Um júri popular do Tribunal Superior de Los Angeles condenou a Meta (controladora do Instagram e Facebook) e o Google (YouTube) a pagar indenizações milionárias em um caso que estabelece precedente jurídico histórico para a indústria de tecnologia global. O veredito, anunciado em 24 de março de 2026, reconhece que os algoritmos de engajamento das plataformas constituem um "produto defeituoso" capaz de causar danos reais à saúde mental de crianças e adolescentes.
O Caso: 16 Horas Diárias Desde os Seis Anos
A demandante central, uma jovem de 20 anos, alegou uso diário e contínuo de 16 horas dos aplicativos desde os seis anos de idade.

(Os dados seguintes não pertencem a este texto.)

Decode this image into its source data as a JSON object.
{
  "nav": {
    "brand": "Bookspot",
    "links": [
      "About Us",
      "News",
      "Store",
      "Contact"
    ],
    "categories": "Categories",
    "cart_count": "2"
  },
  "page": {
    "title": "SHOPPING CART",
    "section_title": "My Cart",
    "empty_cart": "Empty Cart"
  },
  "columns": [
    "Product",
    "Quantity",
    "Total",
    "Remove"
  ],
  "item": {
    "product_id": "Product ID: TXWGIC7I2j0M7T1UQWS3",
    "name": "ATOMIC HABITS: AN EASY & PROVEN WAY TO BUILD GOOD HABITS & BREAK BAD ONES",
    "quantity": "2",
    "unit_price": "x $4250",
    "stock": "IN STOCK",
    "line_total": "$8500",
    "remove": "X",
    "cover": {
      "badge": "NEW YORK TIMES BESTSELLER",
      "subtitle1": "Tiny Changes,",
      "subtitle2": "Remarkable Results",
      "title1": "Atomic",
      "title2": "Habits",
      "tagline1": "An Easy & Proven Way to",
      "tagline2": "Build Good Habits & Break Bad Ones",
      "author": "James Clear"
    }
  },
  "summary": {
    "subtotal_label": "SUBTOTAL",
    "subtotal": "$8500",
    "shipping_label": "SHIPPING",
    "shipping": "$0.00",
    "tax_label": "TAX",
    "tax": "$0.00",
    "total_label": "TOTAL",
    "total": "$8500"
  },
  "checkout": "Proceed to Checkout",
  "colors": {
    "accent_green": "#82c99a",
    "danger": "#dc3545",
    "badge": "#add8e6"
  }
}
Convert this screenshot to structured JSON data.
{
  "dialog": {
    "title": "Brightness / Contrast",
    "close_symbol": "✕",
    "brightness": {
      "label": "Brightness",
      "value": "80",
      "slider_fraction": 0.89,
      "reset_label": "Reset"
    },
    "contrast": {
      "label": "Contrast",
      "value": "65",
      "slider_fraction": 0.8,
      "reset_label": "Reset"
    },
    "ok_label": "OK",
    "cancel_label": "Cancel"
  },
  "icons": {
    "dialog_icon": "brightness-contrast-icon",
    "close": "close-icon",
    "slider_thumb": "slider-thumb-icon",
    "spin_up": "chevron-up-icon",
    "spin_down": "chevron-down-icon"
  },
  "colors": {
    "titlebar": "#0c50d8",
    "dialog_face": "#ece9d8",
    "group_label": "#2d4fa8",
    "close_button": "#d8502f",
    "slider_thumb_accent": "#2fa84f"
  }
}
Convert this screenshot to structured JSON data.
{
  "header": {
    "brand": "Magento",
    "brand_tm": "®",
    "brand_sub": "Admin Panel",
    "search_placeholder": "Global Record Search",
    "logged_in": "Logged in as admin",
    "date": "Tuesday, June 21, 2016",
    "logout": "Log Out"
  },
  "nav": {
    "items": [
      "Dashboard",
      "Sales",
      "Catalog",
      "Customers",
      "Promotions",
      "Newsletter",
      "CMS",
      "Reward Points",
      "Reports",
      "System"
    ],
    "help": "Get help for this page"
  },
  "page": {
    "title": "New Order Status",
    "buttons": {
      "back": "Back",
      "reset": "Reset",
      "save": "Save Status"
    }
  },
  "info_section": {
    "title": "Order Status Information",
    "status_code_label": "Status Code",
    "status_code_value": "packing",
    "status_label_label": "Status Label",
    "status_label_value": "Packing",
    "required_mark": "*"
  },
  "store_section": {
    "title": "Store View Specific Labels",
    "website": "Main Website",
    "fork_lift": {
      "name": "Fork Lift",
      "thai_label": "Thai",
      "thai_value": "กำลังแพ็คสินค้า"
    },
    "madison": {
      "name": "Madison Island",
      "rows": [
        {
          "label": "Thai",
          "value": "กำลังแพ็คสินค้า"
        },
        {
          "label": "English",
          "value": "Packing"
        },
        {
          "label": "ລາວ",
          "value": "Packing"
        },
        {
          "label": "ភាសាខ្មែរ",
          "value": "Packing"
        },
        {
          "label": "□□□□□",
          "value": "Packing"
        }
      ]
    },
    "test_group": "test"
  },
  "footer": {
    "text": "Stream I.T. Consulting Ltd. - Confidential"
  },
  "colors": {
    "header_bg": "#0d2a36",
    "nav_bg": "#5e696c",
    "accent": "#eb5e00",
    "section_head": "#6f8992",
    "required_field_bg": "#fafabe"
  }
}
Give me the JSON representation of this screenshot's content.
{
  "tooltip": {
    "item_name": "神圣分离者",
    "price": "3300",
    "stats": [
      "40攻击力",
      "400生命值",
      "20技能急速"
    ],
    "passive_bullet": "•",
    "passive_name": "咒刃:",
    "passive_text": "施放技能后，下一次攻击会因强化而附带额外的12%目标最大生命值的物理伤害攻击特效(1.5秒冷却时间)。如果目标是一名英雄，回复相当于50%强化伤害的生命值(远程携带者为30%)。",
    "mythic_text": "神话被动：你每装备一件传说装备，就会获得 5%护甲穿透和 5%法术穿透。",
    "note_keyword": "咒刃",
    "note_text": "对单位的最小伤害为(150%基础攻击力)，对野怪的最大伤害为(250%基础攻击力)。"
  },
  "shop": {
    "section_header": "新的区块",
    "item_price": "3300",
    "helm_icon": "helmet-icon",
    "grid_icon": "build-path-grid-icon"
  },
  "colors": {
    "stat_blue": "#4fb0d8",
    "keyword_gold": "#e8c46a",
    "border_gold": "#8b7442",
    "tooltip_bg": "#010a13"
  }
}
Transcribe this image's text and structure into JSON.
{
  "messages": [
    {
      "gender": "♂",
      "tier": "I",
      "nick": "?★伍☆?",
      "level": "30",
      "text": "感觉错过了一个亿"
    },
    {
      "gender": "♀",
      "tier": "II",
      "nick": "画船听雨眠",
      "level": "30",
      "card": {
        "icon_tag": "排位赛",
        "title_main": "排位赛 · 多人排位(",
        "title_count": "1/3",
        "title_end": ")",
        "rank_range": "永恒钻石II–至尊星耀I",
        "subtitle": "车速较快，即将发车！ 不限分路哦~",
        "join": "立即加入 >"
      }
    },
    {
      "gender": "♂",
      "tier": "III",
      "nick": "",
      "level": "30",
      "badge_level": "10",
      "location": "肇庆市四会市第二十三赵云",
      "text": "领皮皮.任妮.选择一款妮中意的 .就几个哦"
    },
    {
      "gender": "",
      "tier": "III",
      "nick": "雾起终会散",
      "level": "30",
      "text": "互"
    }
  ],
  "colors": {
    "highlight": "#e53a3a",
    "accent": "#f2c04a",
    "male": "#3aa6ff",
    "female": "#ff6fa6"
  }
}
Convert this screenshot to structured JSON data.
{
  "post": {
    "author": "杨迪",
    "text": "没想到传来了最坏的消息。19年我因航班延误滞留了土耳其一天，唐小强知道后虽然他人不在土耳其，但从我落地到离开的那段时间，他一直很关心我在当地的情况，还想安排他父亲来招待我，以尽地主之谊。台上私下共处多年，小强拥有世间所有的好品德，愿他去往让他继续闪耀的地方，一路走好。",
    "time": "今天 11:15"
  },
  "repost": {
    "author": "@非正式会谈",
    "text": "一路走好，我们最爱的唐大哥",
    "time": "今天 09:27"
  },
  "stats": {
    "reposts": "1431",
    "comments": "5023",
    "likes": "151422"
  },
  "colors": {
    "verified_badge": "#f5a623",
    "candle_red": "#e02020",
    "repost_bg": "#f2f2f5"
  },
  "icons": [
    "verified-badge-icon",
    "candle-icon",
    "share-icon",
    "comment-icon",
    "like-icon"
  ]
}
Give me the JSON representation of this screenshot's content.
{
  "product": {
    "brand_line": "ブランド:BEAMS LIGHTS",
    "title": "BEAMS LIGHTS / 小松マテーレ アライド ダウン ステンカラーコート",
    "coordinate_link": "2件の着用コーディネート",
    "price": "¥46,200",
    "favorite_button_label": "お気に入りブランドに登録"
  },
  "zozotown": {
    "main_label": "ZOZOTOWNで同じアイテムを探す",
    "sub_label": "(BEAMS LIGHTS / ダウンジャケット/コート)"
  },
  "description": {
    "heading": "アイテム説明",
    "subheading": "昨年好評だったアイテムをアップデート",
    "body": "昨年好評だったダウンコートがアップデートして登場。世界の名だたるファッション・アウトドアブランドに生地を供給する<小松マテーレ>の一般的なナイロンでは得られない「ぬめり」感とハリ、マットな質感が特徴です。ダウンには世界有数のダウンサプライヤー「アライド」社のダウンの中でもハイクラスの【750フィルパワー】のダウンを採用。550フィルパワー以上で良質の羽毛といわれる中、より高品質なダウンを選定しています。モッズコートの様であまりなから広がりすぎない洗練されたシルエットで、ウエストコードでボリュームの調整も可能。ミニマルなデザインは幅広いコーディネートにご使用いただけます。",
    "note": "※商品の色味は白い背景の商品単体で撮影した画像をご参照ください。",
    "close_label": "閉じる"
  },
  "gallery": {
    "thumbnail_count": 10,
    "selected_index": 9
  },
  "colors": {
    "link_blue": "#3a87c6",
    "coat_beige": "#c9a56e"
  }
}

O júri concedeu US$ 3 milhões em danos compensatórios e, ao determinar que as empresas agiram com "malícia, opressão ou fraude" — qualificação legal rigorosa —, ativou a aplicação de danos punitivos adicionais.
| Empresa | Responsabilidade | Danos Compensatórios | Danos Punitivos | Total |
|---|---|---|---|---|
| Meta (Instagram/Facebook) | 70% | US$ 2,1 mi | US$ 2,1 mi | US$ 4,2 mi |
| Google (YouTube) | 30% | US$ 900 mil | US$ 900 mil | US$ 1,8 mi |
| Total | 100% | US$ 3 mi | US$ 3 mi | US$ 6 mi |
A Estratégia Jurídica: Foco no Design, Não no Conteúdo
O aspecto mais relevante do caso não é o valor da indenização — modesto para empresas de trilhões de dólares —, mas a estratégia jurídica vitoriosa. Historicamente, plataformas digitais se blindavam contra responsabilidades invocando a Seção 230 da Lei de Decência nas Comunicações dos EUA, que as isenta de responsabilidade pelo conteúdo gerado por usuários.
Os advogados dos demandantes contornaram essa defesa ao concentrar a argumentação não no conteúdo prejudicial em si, mas na arquitetura de design das plataformas: rolagem infinita, notificações intermitentes e algoritmos de engajamento baseados em dopamina. Ao provar que essa infraestrutura constitui um produto defeituoso projetado para maximizar a retenção de atenção às custas da saúde mental pediátrica, abriram as comportas para milhares de processos similares.
"A saúde mental dos adolescentes é um ecossistema profundamente complexo que não pode ser empiricamente vinculado ao design de um único aplicativo." — Ashly Nikkole Davis, porta-voz da Meta
Reações e Desdobramentos
A Meta anunciou que apelará vigorosamente do veredito. O representante do YouTube argumentou que a plataforma é um serviço de streaming, não uma rede social. Apesar da condenação, as ações da Meta apresentaram pouca variação inicial, indicando que o mercado financeiro ainda não precificou o risco sistêmico completo do passivo legal — que pode se somar a outras penalidades, como os US$ 375 milhões impostos pelo Novo México por violações similares.
Em um desenvolvimento paralelo, o governo chinês proibiu executivos de uma subsidiária de IA da Meta de deixar o país, sinalizando escalada na "guerra fria tecnológica" entre Washington e Pequim. A retenção de capital humano estratégico no setor de IA atua como mecanismo coercitivo contra empresas ocidentais na Ásia.
Em meio à crise regulatória, a Meta avalia a demissão de até 20% de seus funcionários globais, em movimento que analistas associam à necessidade de redução de custos operacionais diante do aumento do passivo jurídico.